EGG, EGGS The Cleansing Power Of Fruit LP (FEEDING TUBE) First off, the press one-sheet that came with this album refers to Matt Krefting in the opening sentence, and his name is even bolded, which makes it look like he's in the band, which a couple people have already reported, Stigliano for one. I assumed he was in the band too, but after re-reading the sentence, which does not refer to him actually being in the band, and not finding his name on the extensive personnel listing inside the LP, I've determined that he probably is not actually a member. In fact, the only names I recognize are that of Matt "MV" Valentine and Conrad Capistran, the Sound of Pot himself, and they're mere "special guests." (EDIT: Oh wait, I totally recognize one more name, John Moloney on drums, electronics, and guitar. Sorry, it's a long personnel listing.) The band, like Krefting, is from Western Massachusets, but the frontman/vocalist here is in fact one Dave Russell, and you know, I've heard plenty of "ultra-goofy" and "weird person" lead vocalists over the past decade or so of punk and noise and no wave nowness, and this guy is honestly one of the most compelling ones I've come across. A lot of 'em just sort of get stuck doing their best to shriek/shout/chant/yell/goof right along with the music, but Russell not only rides with the music, he goes against it, in spite of it, instead of it, etcetera, in a disarmingly conversational manner. You feel like you're being communicated with, instead of shrieked at from a kept distance.
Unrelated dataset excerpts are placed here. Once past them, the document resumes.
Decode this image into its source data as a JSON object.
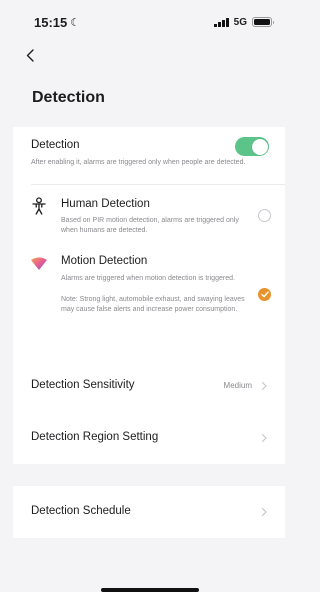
{
  "status_bar": {
    "time": "15:15",
    "network": "5G"
  },
  "header": {
    "title": "Detection"
  },
  "detection": {
    "label": "Detection",
    "caption": "After enabling it, alarms are triggered only when people are detected.",
    "enabled": true
  },
  "options": [
    {
      "title": "Human Detection",
      "caption": "Based on PIR motion detection, alarms are triggered only when humans are detected.",
      "selected": false
    },
    {
      "title": "Motion Detection",
      "caption_line1": "Alarms are triggered when motion detection is triggered.",
      "caption_line2": "Note: Strong light, automobile exhaust, and swaying leaves may cause false alerts and increase power consumption.",
      "selected": true
    }
  ],
  "settings": {
    "sensitivity_label": "Detection Sensitivity",
    "sensitivity_value": "Medium",
    "region_label": "Detection Region Setting",
    "schedule_label": "Detection Schedule"
  },
  "colors": {
    "toggle_on": "#5cc389",
    "selected_radio": "#e8922c",
    "background": "#f4f4f6"
  }
}
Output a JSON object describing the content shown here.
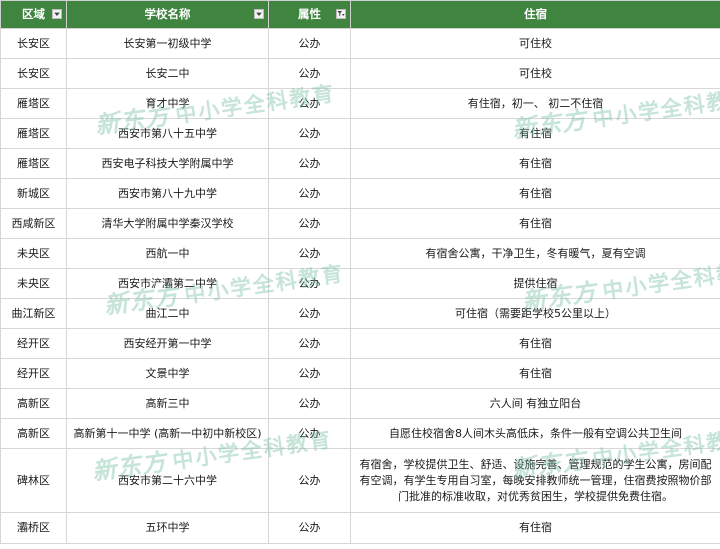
{
  "table": {
    "headers": [
      "区域",
      "学校名称",
      "属性",
      "住宿"
    ],
    "rows": [
      [
        "长安区",
        "长安第一初级中学",
        "公办",
        "可住校"
      ],
      [
        "长安区",
        "长安二中",
        "公办",
        "可住校"
      ],
      [
        "雁塔区",
        "育才中学",
        "公办",
        "有住宿，初一、 初二不住宿"
      ],
      [
        "雁塔区",
        "西安市第八十五中学",
        "公办",
        "有住宿"
      ],
      [
        "雁塔区",
        "西安电子科技大学附属中学",
        "公办",
        "有住宿"
      ],
      [
        "新城区",
        "西安市第八十九中学",
        "公办",
        "有住宿"
      ],
      [
        "西咸新区",
        "清华大学附属中学秦汉学校",
        "公办",
        "有住宿"
      ],
      [
        "未央区",
        "西航一中",
        "公办",
        "有宿舍公寓，干净卫生，冬有暖气，夏有空调"
      ],
      [
        "未央区",
        "西安市浐灞第二中学",
        "公办",
        "提供住宿"
      ],
      [
        "曲江新区",
        "曲江二中",
        "公办",
        "可住宿（需要距学校5公里以上）"
      ],
      [
        "经开区",
        "西安经开第一中学",
        "公办",
        "有住宿"
      ],
      [
        "经开区",
        "文景中学",
        "公办",
        "有住宿"
      ],
      [
        "高新区",
        "高新三中",
        "公办",
        "六人间 有独立阳台"
      ],
      [
        "高新区",
        "高新第十一中学 (高新一中初中新校区)",
        "公办",
        "自愿住校宿舍8人间木头高低床，条件一般有空调公共卫生间"
      ],
      [
        "碑林区",
        "西安市第二十六中学",
        "公办",
        "有宿舍，学校提供卫生、舒适、设施完善、管理规范的学生公寓，房间配有空调，有学生专用自习室，每晚安排教师统一管理，住宿费按照物价部门批准的标准收取，对优秀贫困生，学校提供免费住宿。"
      ],
      [
        "灞桥区",
        "五环中学",
        "公办",
        "有住宿"
      ]
    ]
  },
  "watermark": {
    "logo": "新东方",
    "subtitle": "中小学全科教育",
    "color": "#7fbfa3"
  },
  "colors": {
    "header_bg": "#3f8540",
    "header_text": "#ffffff",
    "grid_line": "#d7d7d7"
  },
  "icons": {
    "filter": "filter-dropdown-icon",
    "filter_applied": "filter-applied-icon"
  }
}
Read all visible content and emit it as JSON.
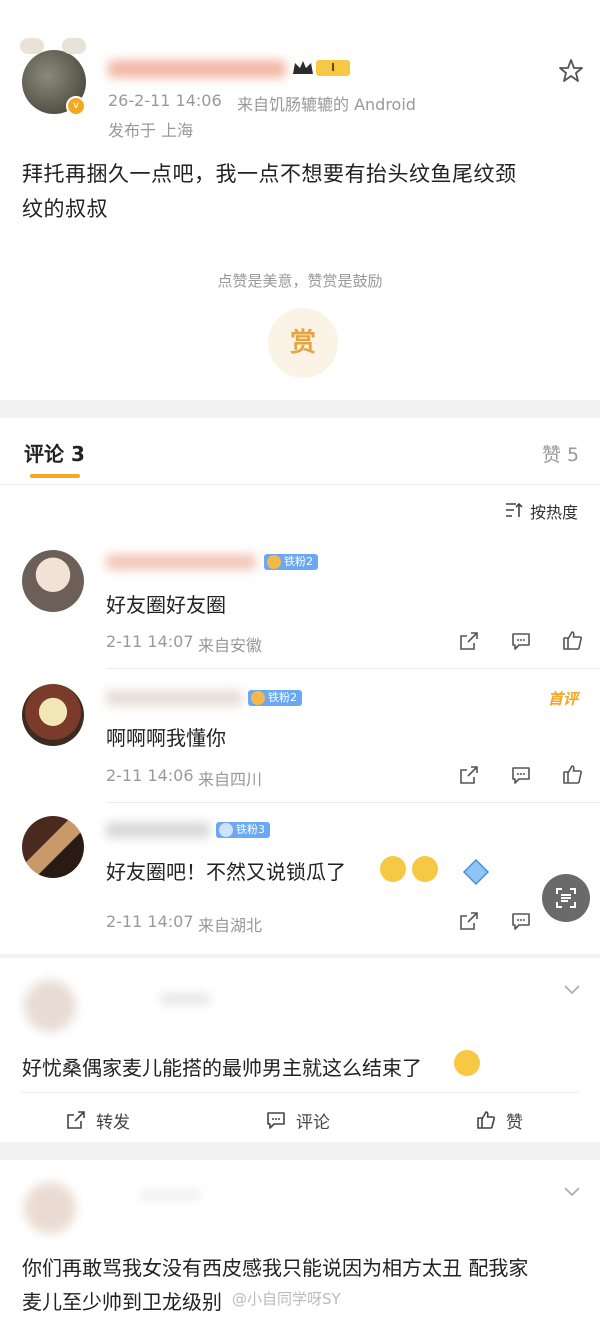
{
  "post": {
    "meta_time": "26-2-11 14:06",
    "meta_source": "来自饥肠辘辘的 Android",
    "location": "发布于 上海",
    "vip_level": "I",
    "text_line1": "拜托再捆久一点吧，我一点不想要有抬头纹鱼尾纹颈",
    "text_line2": "纹的叔叔",
    "reward_slogan": "点赞是美意，赞赏是鼓励",
    "reward_label": "赏"
  },
  "comments_header": {
    "comments_label": "评论 3",
    "likes_label": "赞 5",
    "sort_label": "按热度"
  },
  "comments": [
    {
      "badge": "铁粉2",
      "text": "好友圈好友圈",
      "time": "2-11 14:07",
      "source": "来自安徽"
    },
    {
      "badge": "铁粉2",
      "text": "啊啊啊我懂你",
      "time": "2-11 14:06",
      "source": "来自四川",
      "tag": "首评"
    },
    {
      "badge": "铁粉3",
      "text": "好友圈吧！不然又说锁瓜了",
      "time": "2-11 14:07",
      "source": "来自湖北"
    }
  ],
  "feed_post_1": {
    "text": "好忧桑偶家麦儿能搭的最帅男主就这么结束了",
    "repost_label": "转发",
    "comment_label": "评论",
    "like_label": "赞"
  },
  "feed_post_2": {
    "text_line1": "你们再敢骂我女没有西皮感我只能说因为相方太丑 配我家",
    "text_line2": "麦儿至少帅到卫龙级别"
  },
  "watermark": "@小自同学呀SY",
  "colors": {
    "accent_orange": "#f5a623",
    "badge_blue": "#6aa8f4",
    "gray_text": "#999999"
  }
}
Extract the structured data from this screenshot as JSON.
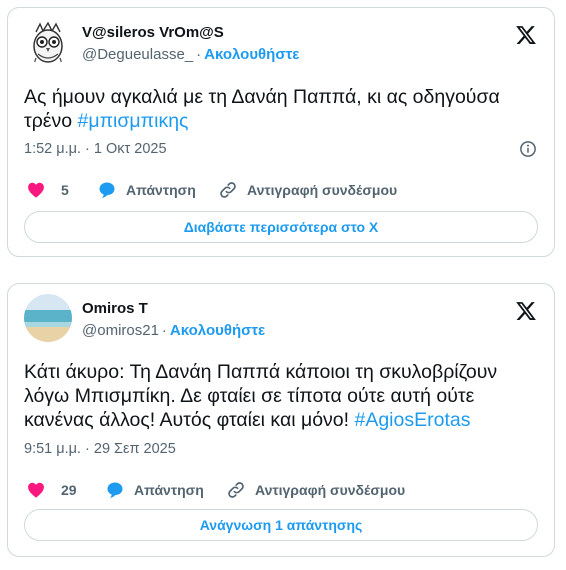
{
  "tweets": [
    {
      "author_name": "V@sileros VrOm@S",
      "handle": "@Degueulasse_",
      "separator": "·",
      "follow_label": "Ακολουθήστε",
      "text": "Ας ήμουν αγκαλιά με τη Δανάη Παππά, κι ας οδηγούσα τρένο ",
      "hashtag": "#μπισμπικης",
      "timestamp": "1:52 μ.μ. · 1 Οκτ 2025",
      "like_count": "5",
      "reply_label": "Απάντηση",
      "copy_link_label": "Αντιγραφή συνδέσμου",
      "footer_button_label": "Διαβάστε περισσότερα στο X",
      "avatar_icon": "owl-sketch-avatar"
    },
    {
      "author_name": "Omiros T",
      "handle": "@omiros21",
      "separator": "·",
      "follow_label": "Ακολουθήστε",
      "text": "Κάτι άκυρο: Τη Δανάη Παππά κάποιοι τη σκυλοβρίζουν λόγω Μπισμπίκη. Δε φταίει σε τίποτα ούτε αυτή ούτε κανένας άλλος! Αυτός φταίει και μόνο! ",
      "hashtag": "#AgiosErotas",
      "timestamp": "9:51 μ.μ. · 29 Σεπ 2025",
      "like_count": "29",
      "reply_label": "Απάντηση",
      "copy_link_label": "Αντιγραφή συνδέσμου",
      "footer_button_label": "Ανάγνωση 1 απάντησης",
      "avatar_icon": "beach-photo-avatar"
    }
  ],
  "colors": {
    "accent": "#1d9bf0",
    "like": "#f91880",
    "secondary_text": "#536471",
    "border": "#cfd9de"
  }
}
Shards of strange thought steadily cross your path, like how Russell just told me that "you can dance with an albino bigot!" Then the extremely shambly basement garage noise-rock combo ("a goddamn all-star Valley ensemble") takes over and shuffles him away, but before you know it he's back with more mumbling, chirping, shucking, jiving, and singing. And you know what? It's working for me.